Friday, October 17, 2014

O HOMEM QUE CONHECEU O AMOR



     Do alto dos seus oitenta anos, me disse: “na verdade, fui muito amado”. E dizia isto com tal plenitude como quem dissesse: sempre trouxeram flores, sempre comi ostras à beira mar.
     Não havia arrogância em sua frase, mas algo entre a humanidade e a petulância sagrada. Parecia um pintor, que olhando o quadro terminado assina o seu nome embaixo. Havia um certo fastio em suas palavras e gestos. Se retirava de um banquete satisfeito. Parecia pronto para morrer, já que sempre estivera pronto para amar.
     Uns dizem: casei várias vezes. Outros assinalam: fiz vários filhos. Outro dia li em uma revista um conhecido ator dizendo: tive todas as mulheres que quis. Outros, ainda, dizem: não posso viver sem fulana (ou fulano). Na Bíblia está que Abraão gerou Isaac, Issac gerou Jacó e Jacó gerou as doze tribos de Israel. Mas nenhum deles disse “na verdade fui muito amado”.

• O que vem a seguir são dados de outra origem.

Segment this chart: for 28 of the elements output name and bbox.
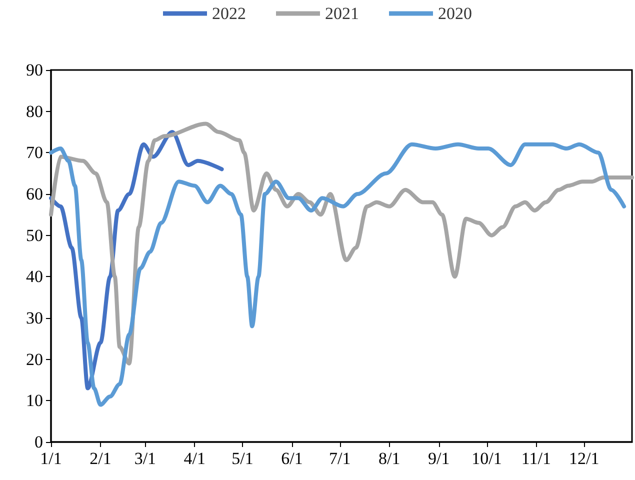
y-tick-label: 90 [26, 60, 43, 80]
legend-label: 2020 [438, 4, 472, 23]
x-tick-label: 2/1 [90, 449, 112, 468]
x-tick-label: 10/1 [472, 449, 502, 468]
legend-label: 2021 [325, 4, 359, 23]
y-tick-label: 50 [26, 226, 43, 245]
x-tick-label: 5/1 [232, 449, 254, 468]
y-tick-label: 20 [26, 350, 43, 369]
line-series [49, 130, 224, 390]
y-tick-label: 70 [26, 143, 43, 162]
x-tick-label: 12/1 [569, 449, 600, 468]
y-tick-label: 30 [26, 308, 43, 328]
x-tick-label: 9/1 [428, 449, 450, 468]
y-tick-label: 0 [34, 432, 43, 452]
y-tick-label: 60 [26, 184, 43, 204]
x-tick-label: 1/1 [40, 449, 62, 468]
line-series [49, 142, 626, 407]
x-tick-label: 11/1 [521, 449, 552, 468]
y-tick-label: 80 [26, 102, 43, 121]
x-tick-label: 3/1 [134, 449, 156, 468]
x-tick-label: 6/1 [281, 449, 303, 468]
line-series [49, 122, 634, 366]
x-tick-label: 4/1 [184, 449, 206, 468]
y-tick-label: 40 [26, 267, 43, 286]
y-tick-label: 10 [26, 391, 43, 410]
x-tick-label: 7/1 [329, 449, 351, 468]
x-tick-label: 8/1 [378, 449, 400, 468]
legend-label: 2022 [212, 4, 246, 23]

     Mas quando do alto de seus oitenta anos aquele homem desfechou sobre mim aquela frase me senti não apenas como filho que quer ser engenheiro como o pai. Senti-me um garoto de quatro anos, de calças curtas, se dizendo: quando eu crescer quero ser um homem de oitenta anos, que diga: “amei muito, na verdade fui muito amado”.

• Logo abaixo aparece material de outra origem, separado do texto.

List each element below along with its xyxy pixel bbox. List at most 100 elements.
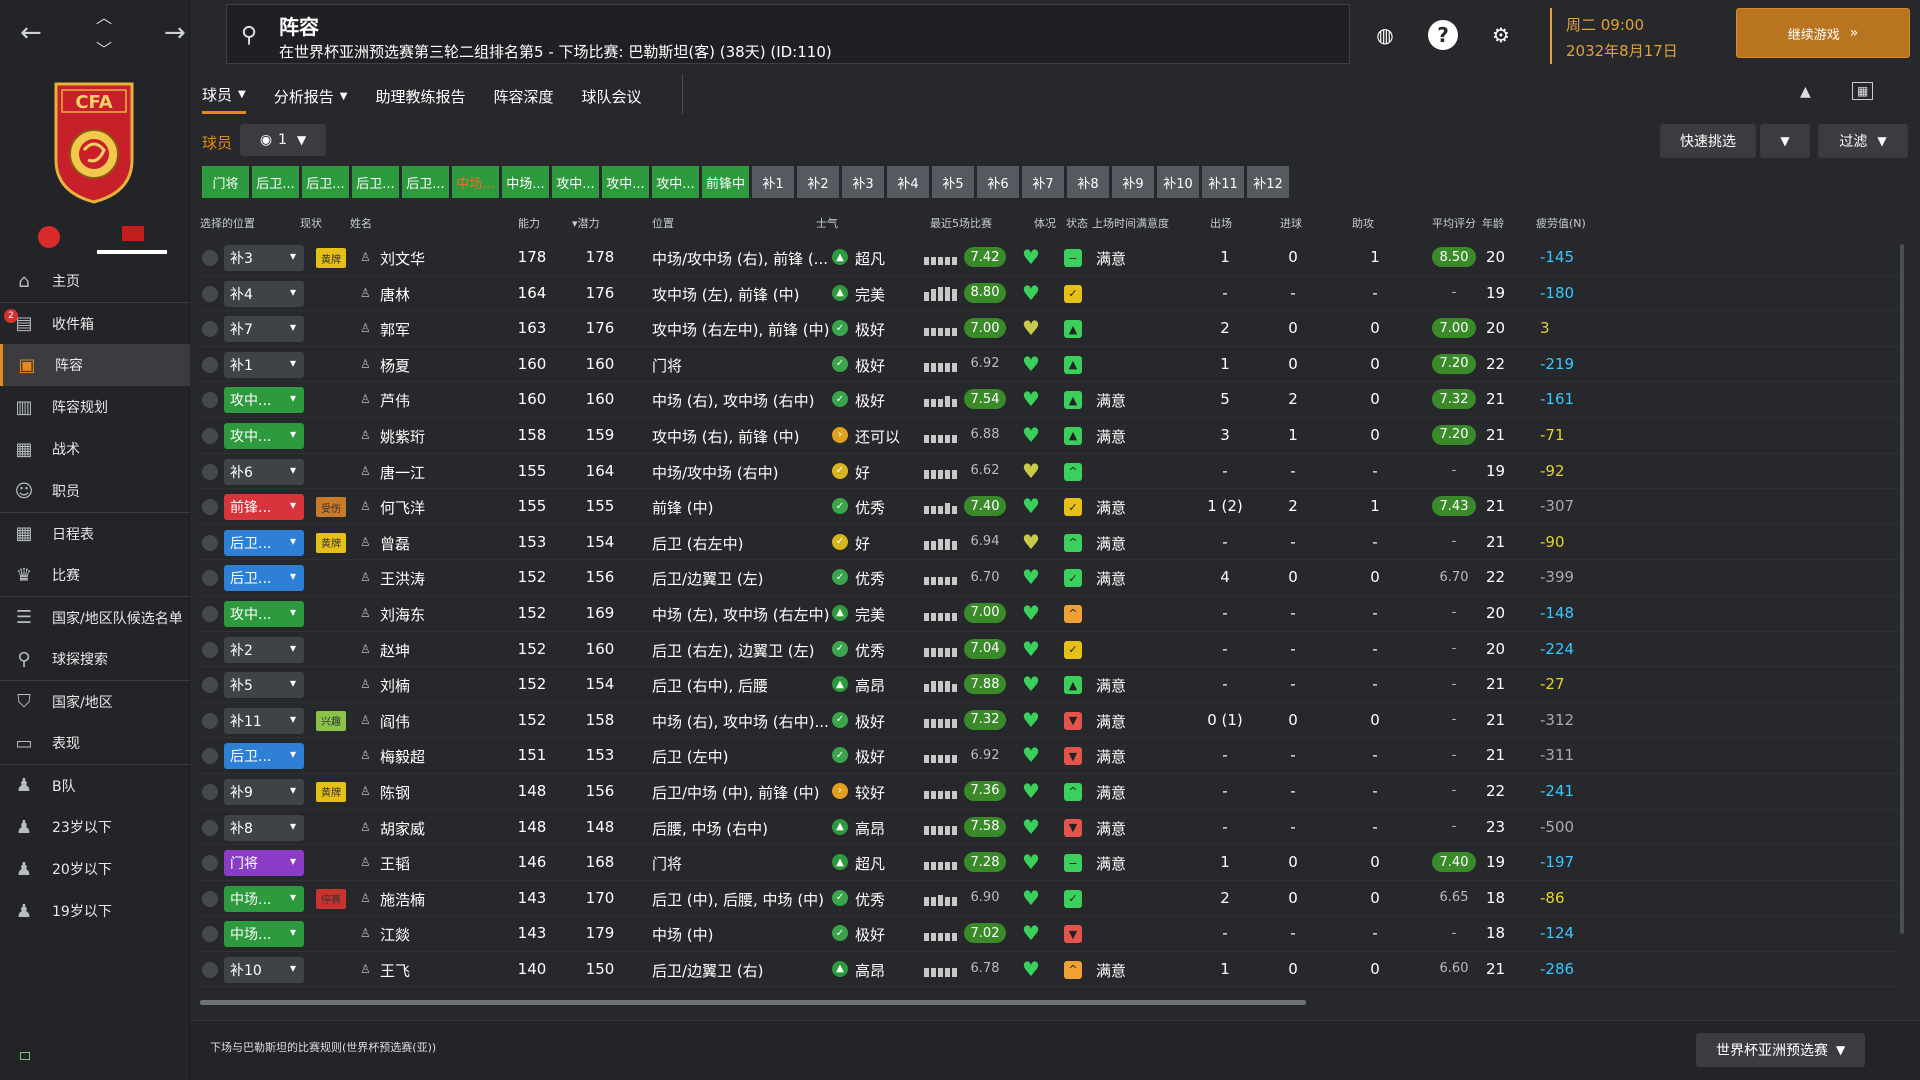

     Ouvindo-o, por um instante, suspeitei que a psicanálise havia fracassado; que tudo aquilo que Freud sempre disse, de que o desejo nunca é preenchido, que se o é, o é por frações de segundos, e que a vida é insatisfação e procura, tudo isto era coisa passada.
    Sim porque sobre o amor há muitas frases inquietantes por aí. Bilac nos dizia salomônico: “eu tenho amado tanto e não conheço o amor”. Ataulfo Alves dizia: “eu era feliz e não sabia”. Frase que se pode atualizar: eu era amado e não sabia. Porque nem todos sabem reconhecer quando são amados. Flores despencam sobre arco-íris sobre sua cama, um banquete real está sendo servido e, sonolento, olha noutra direção.
      Sei que vocês vão me repreender, dizendo: deveria ter-nos apresentado o personagem, também o queríamos conhecer, repartir tal acontecimento. E é justa a reprimenda. Porque quando alguém está amando, já nos contamina de jasmins. Temos vontade de dizer, vendo-o passar: ame por mim, já que não pode se deter para me amar a mim.
    Reconhece-se a cinqüenta metros um desamado, o carente. Mas reconhece-se a cem metros o bem-amado. Lá vem ele: sua luz nos chega antes de suas roupas e pele. Sinos batem nas dobras de seu ser. Pássaros pousam em meus ombros e frases. Flores estão colorindo o chão em que pisou.
      O que ama é disseminador.
      Tocar neles é colher virtudes.
     O bem amado dá a impressão de inesgotável. E é o contrário de Átila: por onde passa renascem cidades.
      O bem amado é uma usina de luz. Tão necessário à comunidade, que deveria ser declarado um bem de utilidade pública.